There's actually an entire page of band names, in addition to 400 more of really good and/or funny and/or interesting writing. So check it out.
But some of you out there may not like the words so much, and that's why they also put out The Best American Comics**. A curated collection of some of the best indie comics, it does technically require some reading (with the word bubbles and all), but it's mostly pictures. They sample from a wide range of artistic styles, from black-and-white, simply-drawn sequences to a two-page full-color retrospective on the Bush years. Consisting of excerpts of larger work (like Josh Neufeld's A.D. or the latest Scott Pilgrim) as well as fully contained shorter pieces, it's got something for everybody.
This is not really a collection for comic-book nerds of the typical vein; that is, very rarely (if ever) will you see a straightforward superhero story contained herein.

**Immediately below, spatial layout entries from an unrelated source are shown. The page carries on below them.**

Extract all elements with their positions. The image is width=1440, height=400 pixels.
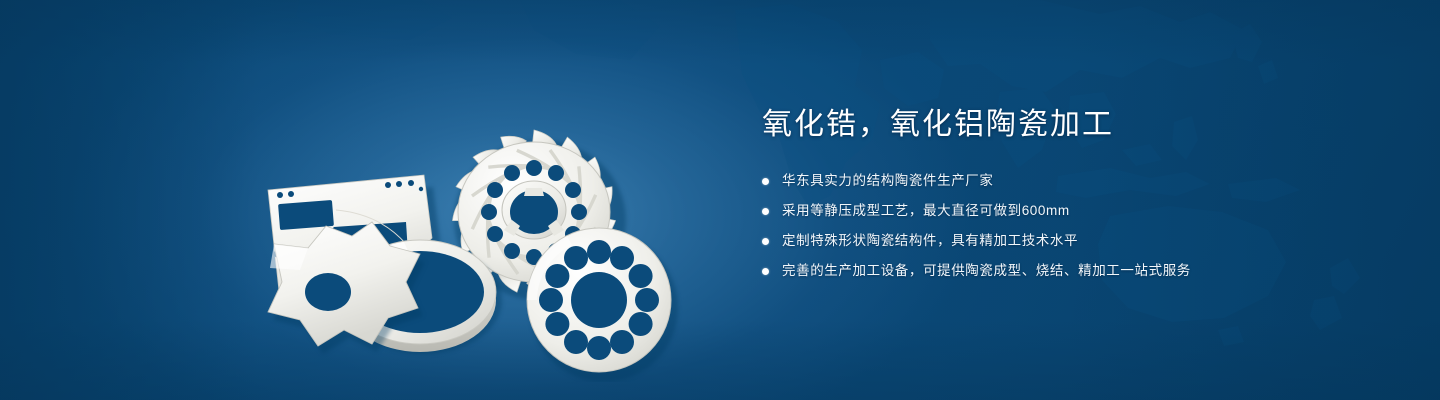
list-item: 华东具实力的结构陶瓷件生产厂家	[762, 170, 1382, 192]
bullet-dot-icon	[762, 268, 769, 275]
bullet-dot-icon	[762, 178, 769, 185]
bullet-dot-icon	[762, 238, 769, 245]
feature-text: 采用等静压成型工艺，最大直径可做到600mm	[782, 200, 1070, 222]
banner-copy: 氧化锆，氧化铝陶瓷加工 华东具实力的结构陶瓷件生产厂家 采用等静压成型工艺，最大…	[762, 104, 1382, 290]
feature-text: 定制特殊形状陶瓷结构件，具有精加工技术水平	[782, 230, 1078, 252]
ceramic-perforated-disc-part	[527, 228, 678, 382]
list-item: 定制特殊形状陶瓷结构件，具有精加工技术水平	[762, 230, 1382, 252]
hero-banner: 氧化锆，氧化铝陶瓷加工 华东具实力的结构陶瓷件生产厂家 采用等静压成型工艺，最大…	[0, 0, 1440, 400]
list-item: 完善的生产加工设备，可提供陶瓷成型、烧结、精加工一站式服务	[762, 260, 1382, 282]
bullet-dot-icon	[762, 208, 769, 215]
ceramic-products-image	[236, 42, 706, 382]
list-item: 采用等静压成型工艺，最大直径可做到600mm	[762, 200, 1382, 222]
feature-text: 完善的生产加工设备，可提供陶瓷成型、烧结、精加工一站式服务	[782, 260, 1191, 282]
page-title: 氧化锆，氧化铝陶瓷加工	[762, 104, 1382, 146]
feature-list: 华东具实力的结构陶瓷件生产厂家 采用等静压成型工艺，最大直径可做到600mm 定…	[762, 170, 1382, 282]
feature-text: 华东具实力的结构陶瓷件生产厂家	[782, 170, 994, 192]
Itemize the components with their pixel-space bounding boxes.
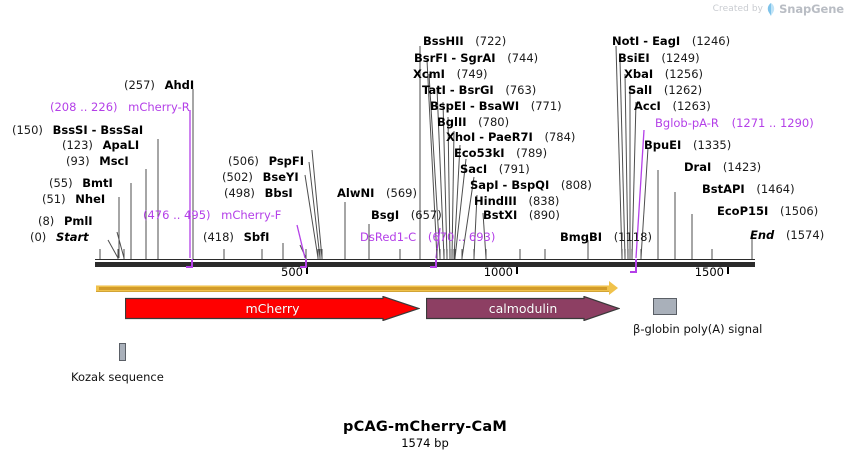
feature-beta-globin-polya-box[interactable]: [653, 298, 677, 315]
site-label-msci[interactable]: (93) MscI: [66, 155, 129, 167]
backbone-hairline: [95, 259, 755, 260]
site-position: (789): [516, 146, 547, 160]
site-label-pmli[interactable]: (8) PmlI: [38, 215, 93, 227]
axis-tick-500: [306, 267, 308, 274]
site-name: EcoP15I: [717, 204, 768, 218]
site-name: XcmI: [413, 67, 445, 81]
site-name: BssHII: [423, 34, 464, 48]
site-name: Start: [56, 230, 89, 244]
site-position: (791): [499, 162, 530, 176]
site-name: BstXI: [483, 208, 517, 222]
site-label-tati-bsrgi[interactable]: TatI - BsrGI (763): [422, 84, 536, 96]
site-position: (1574): [786, 228, 824, 242]
site-label-bmti[interactable]: (55) BmtI: [49, 177, 113, 189]
site-position: (506): [228, 154, 259, 168]
snapgene-leaf-icon: [767, 3, 775, 16]
site-label-bsrfi-sgrai[interactable]: BsrFI - SgrAI (744): [414, 52, 538, 64]
site-name: MscI: [99, 154, 128, 168]
feature-kozak-label: Kozak sequence: [71, 370, 164, 384]
site-name: SacI: [460, 162, 487, 176]
site-position: (744): [507, 51, 538, 65]
site-position: (1246): [692, 34, 730, 48]
site-name: HindIII: [474, 194, 517, 208]
site-position: (55): [49, 176, 73, 190]
site-name: DraI: [684, 160, 711, 174]
site-label-bsgi[interactable]: BsgI (657): [371, 209, 442, 221]
primer-label-dsred1-c[interactable]: DsRed1-C (670 .. 693): [360, 231, 495, 243]
site-name: BstAPI: [702, 182, 745, 196]
site-name: AccI: [634, 99, 661, 113]
site-name: SapI - BspQI: [470, 178, 549, 192]
site-label-acci[interactable]: AccI (1263): [634, 100, 711, 112]
feature-beta-globin-polya-label: β-globin poly(A) signal: [633, 322, 762, 336]
site-position: (1464): [756, 182, 794, 196]
site-name: PspFI: [269, 154, 304, 168]
site-name: BsgI: [371, 208, 399, 222]
axis-tick-1000: [516, 267, 518, 274]
feature-mcherry-label: mCherry: [246, 301, 300, 316]
site-label-sali[interactable]: SalI (1262): [628, 84, 702, 96]
site-name: XbaI: [624, 67, 653, 81]
site-position: (418): [203, 230, 234, 244]
feature-mcherry[interactable]: mCherry: [125, 296, 420, 321]
site-name: BpuEI: [644, 138, 681, 152]
site-position: (93): [66, 154, 90, 168]
site-position: (808): [561, 178, 592, 192]
plasmid-title: pCAG-mCherry-CaM: [0, 419, 850, 435]
site-label-bbsi[interactable]: (498) BbsI: [224, 187, 293, 199]
site-position: (1335): [693, 138, 731, 152]
site-name: BseYI: [263, 170, 299, 184]
site-name: ApaLI: [103, 138, 140, 152]
site-label-apali[interactable]: (123) ApaLI: [62, 139, 139, 151]
primer-label-mcherry-r[interactable]: (208 .. 226) mCherry-R: [50, 101, 190, 113]
site-label-bsiei[interactable]: BsiEI (1249): [618, 52, 700, 64]
site-position: (569): [386, 186, 417, 200]
site-name: BbsI: [265, 186, 293, 200]
site-position: (1263): [672, 99, 710, 113]
feature-calmodulin-label: calmodulin: [489, 301, 558, 316]
site-label-bseyi[interactable]: (502) BseYI: [222, 171, 299, 183]
site-position: (502): [222, 170, 253, 184]
site-label-sbfi[interactable]: (418) SbfI: [203, 231, 269, 243]
site-position: (1506): [780, 204, 818, 218]
site-position: (657): [411, 208, 442, 222]
site-label-sapi-bspqi[interactable]: SapI - BspQI (808): [470, 179, 592, 191]
site-position: (257): [124, 78, 155, 92]
site-name: Eco53kI: [454, 146, 505, 160]
plasmid-length: 1574 bp: [0, 436, 850, 450]
site-label-saci[interactable]: SacI (791): [460, 163, 530, 175]
site-position: (890): [529, 208, 560, 222]
site-label-pspfi[interactable]: (506) PspFI: [228, 155, 304, 167]
site-position: (1249): [661, 51, 699, 65]
site-label-bmgbi[interactable]: BmgBI (1118): [560, 231, 652, 243]
site-label-noti-eagi[interactable]: NotI - EagI (1246): [612, 35, 730, 47]
site-label-bsshii[interactable]: BssHII (722): [423, 35, 506, 47]
site-name: BsiEI: [618, 51, 650, 65]
snapgene-brand: SnapGene: [779, 2, 844, 16]
site-label-bglii[interactable]: BglII (780): [437, 116, 509, 128]
feature-kozak-box[interactable]: [119, 343, 126, 361]
site-label-bpuei[interactable]: BpuEI (1335): [644, 139, 731, 151]
credit-prefix: Created by: [713, 4, 764, 14]
site-name: AhdI: [165, 78, 195, 92]
site-label-ecop15i[interactable]: EcoP15I (1506): [717, 205, 818, 217]
site-position: (771): [531, 99, 562, 113]
site-label-eco53ki[interactable]: Eco53kI (789): [454, 147, 547, 159]
site-position: (1262): [664, 83, 702, 97]
site-name: BglII: [437, 115, 467, 129]
site-name: NotI - EagI: [612, 34, 680, 48]
site-label-drai[interactable]: DraI (1423): [684, 161, 761, 173]
site-position: (8): [38, 214, 54, 228]
primer-label-bglob-pa-r[interactable]: Bglob-pA-R (1271 .. 1290): [655, 117, 814, 129]
site-position: (0): [30, 230, 46, 244]
primer-range: (1271 .. 1290): [732, 116, 814, 130]
site-position: (784): [545, 130, 576, 144]
site-position: (498): [224, 186, 255, 200]
primer-name: Bglob-pA-R: [655, 116, 719, 130]
axis-label-1000: 1000: [484, 265, 515, 279]
site-label-bsssi-bsssai[interactable]: (150) BssSI - BssSaI: [12, 124, 143, 136]
site-name: AlwNI: [337, 186, 374, 200]
axis-tick-1500: [727, 267, 729, 274]
site-position: (763): [505, 83, 536, 97]
feature-calmodulin[interactable]: calmodulin: [426, 296, 620, 321]
site-name: BssSI - BssSaI: [53, 123, 144, 137]
transcript-arrow-core: [99, 287, 607, 290]
site-label-bstxi[interactable]: BstXI (890): [483, 209, 560, 221]
primer-label-mcherry-f[interactable]: (476 .. 495) mCherry-F: [143, 209, 281, 221]
site-name: BmtI: [82, 176, 113, 190]
site-name: End: [750, 228, 774, 242]
axis-label-1500: 1500: [695, 265, 726, 279]
site-name: BmgBI: [560, 230, 602, 244]
site-name: TatI - BsrGI: [422, 83, 494, 97]
primer-range: (476 .. 495): [143, 208, 211, 222]
site-label-xbai[interactable]: XbaI (1256): [624, 68, 703, 80]
site-position: (838): [528, 194, 559, 208]
transcript-arrow-head: [609, 281, 618, 295]
site-label-end[interactable]: End (1574): [750, 229, 824, 241]
site-position: (150): [12, 123, 43, 137]
site-label-xhoi-paer7i[interactable]: XhoI - PaeR7I (784): [446, 131, 575, 143]
site-position: (722): [475, 34, 506, 48]
site-name: PmlI: [64, 214, 93, 228]
site-label-nhei[interactable]: (51) NheI: [42, 193, 105, 205]
snapgene-credit: Created by SnapGene: [713, 2, 844, 16]
axis-label-500: 500: [281, 265, 305, 279]
primer-name: mCherry-R: [128, 100, 190, 114]
primer-name: mCherry-F: [221, 208, 281, 222]
plasmid-backbone: [95, 262, 755, 267]
plasmid-map-canvas: Created by SnapGene: [0, 0, 850, 458]
site-name: BsrFI - SgrAI: [414, 51, 496, 65]
primer-range: (208 .. 226): [50, 100, 118, 114]
site-position: (780): [478, 115, 509, 129]
site-name: SbfI: [244, 230, 270, 244]
site-label-start[interactable]: (0) Start: [30, 231, 89, 243]
primer-range: (670 .. 693): [428, 230, 496, 244]
site-label-alwni[interactable]: AlwNI (569): [337, 187, 417, 199]
site-position: (1118): [614, 230, 652, 244]
site-position: (749): [457, 67, 488, 81]
site-label-ahdi[interactable]: (257) AhdI: [124, 79, 194, 91]
site-name: SalI: [628, 83, 652, 97]
site-name: XhoI - PaeR7I: [446, 130, 533, 144]
site-position: (1256): [665, 67, 703, 81]
site-name: NheI: [75, 192, 105, 206]
site-label-bspei-bsawi[interactable]: BspEI - BsaWI (771): [430, 100, 562, 112]
site-name: BspEI - BsaWI: [430, 99, 519, 113]
site-label-xcmi[interactable]: XcmI (749): [413, 68, 488, 80]
site-position: (51): [42, 192, 66, 206]
site-position: (123): [62, 138, 93, 152]
site-label-bstapi[interactable]: BstAPI (1464): [702, 183, 795, 195]
primer-name: DsRed1-C: [360, 230, 416, 244]
site-label-hindiii[interactable]: HindIII (838): [474, 195, 559, 207]
site-position: (1423): [723, 160, 761, 174]
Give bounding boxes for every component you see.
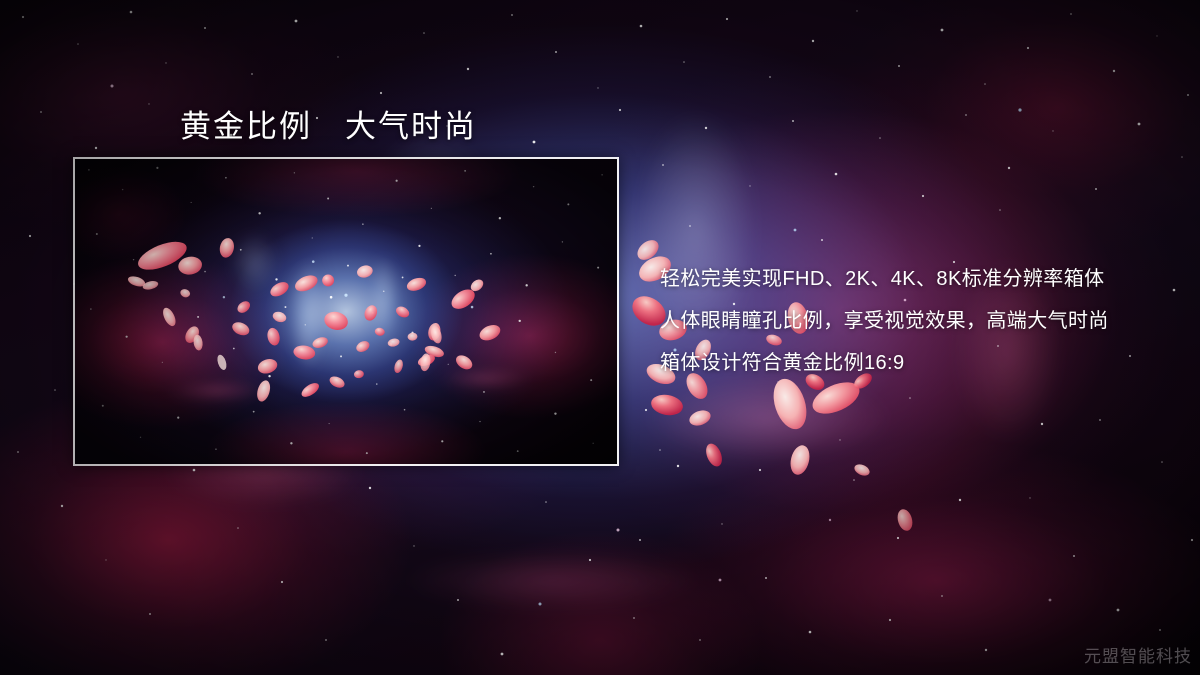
body-copy: 轻松完美实现FHD、2K、4K、8K标准分辨率箱体 人体眼睛瞳孔比例，享受视觉效… (660, 258, 1180, 384)
body-line-1: 轻松完美实现FHD、2K、4K、8K标准分辨率箱体 (660, 258, 1180, 300)
inner-vignette (75, 159, 617, 464)
watermark: 元盟智能科技 (1084, 642, 1192, 667)
page-title: 黄金比例 大气时尚 (180, 101, 477, 146)
body-line-3: 箱体设计符合黄金比例16:9 (660, 342, 1180, 384)
slide-canvas: 黄金比例 大气时尚 轻松完美实现FHD、2K、4K、8K标准分辨率箱体 人体眼睛… (0, 0, 1200, 675)
framed-image-content (75, 159, 617, 464)
framed-image (73, 157, 619, 466)
body-line-2: 人体眼睛瞳孔比例，享受视觉效果，高端大气时尚 (660, 300, 1180, 342)
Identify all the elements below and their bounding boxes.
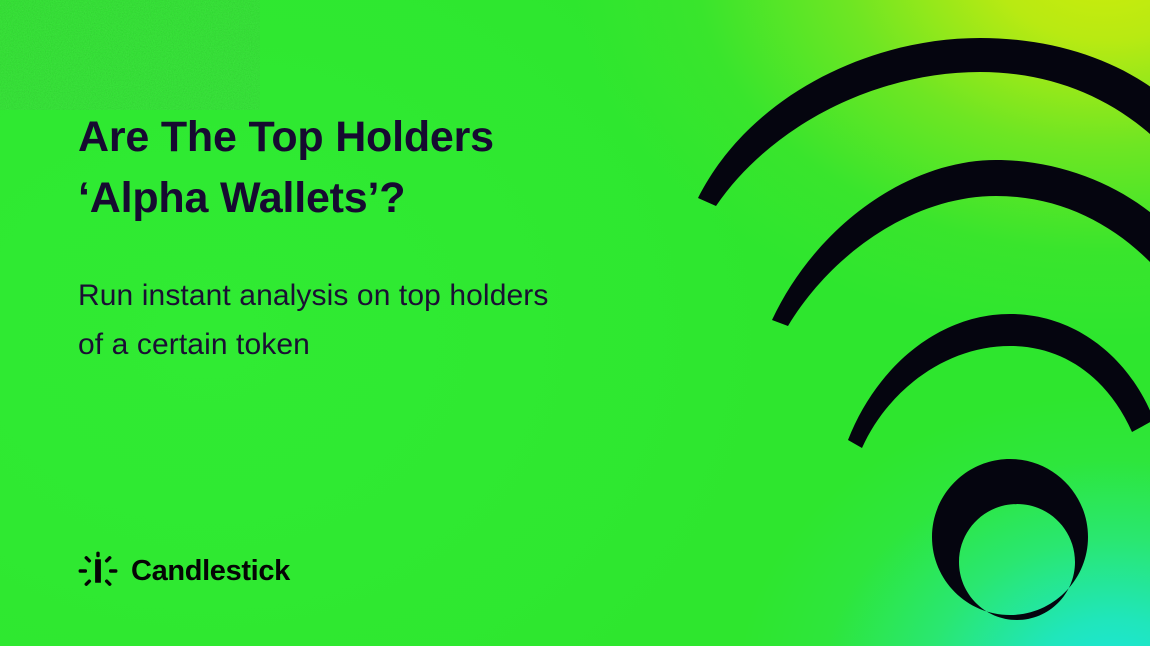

Instead, the book is aimed at people who enjoy visual art that tells a story — I can see people who regularly frequent art galleries and try to figure out the author's message getting a kick out of most of these. It's also a great way for people who enjoy graphic novels to find out about some of the up-and-comers. Basically, if you know who Art Spiegelman is, this is going to be worth your time and money.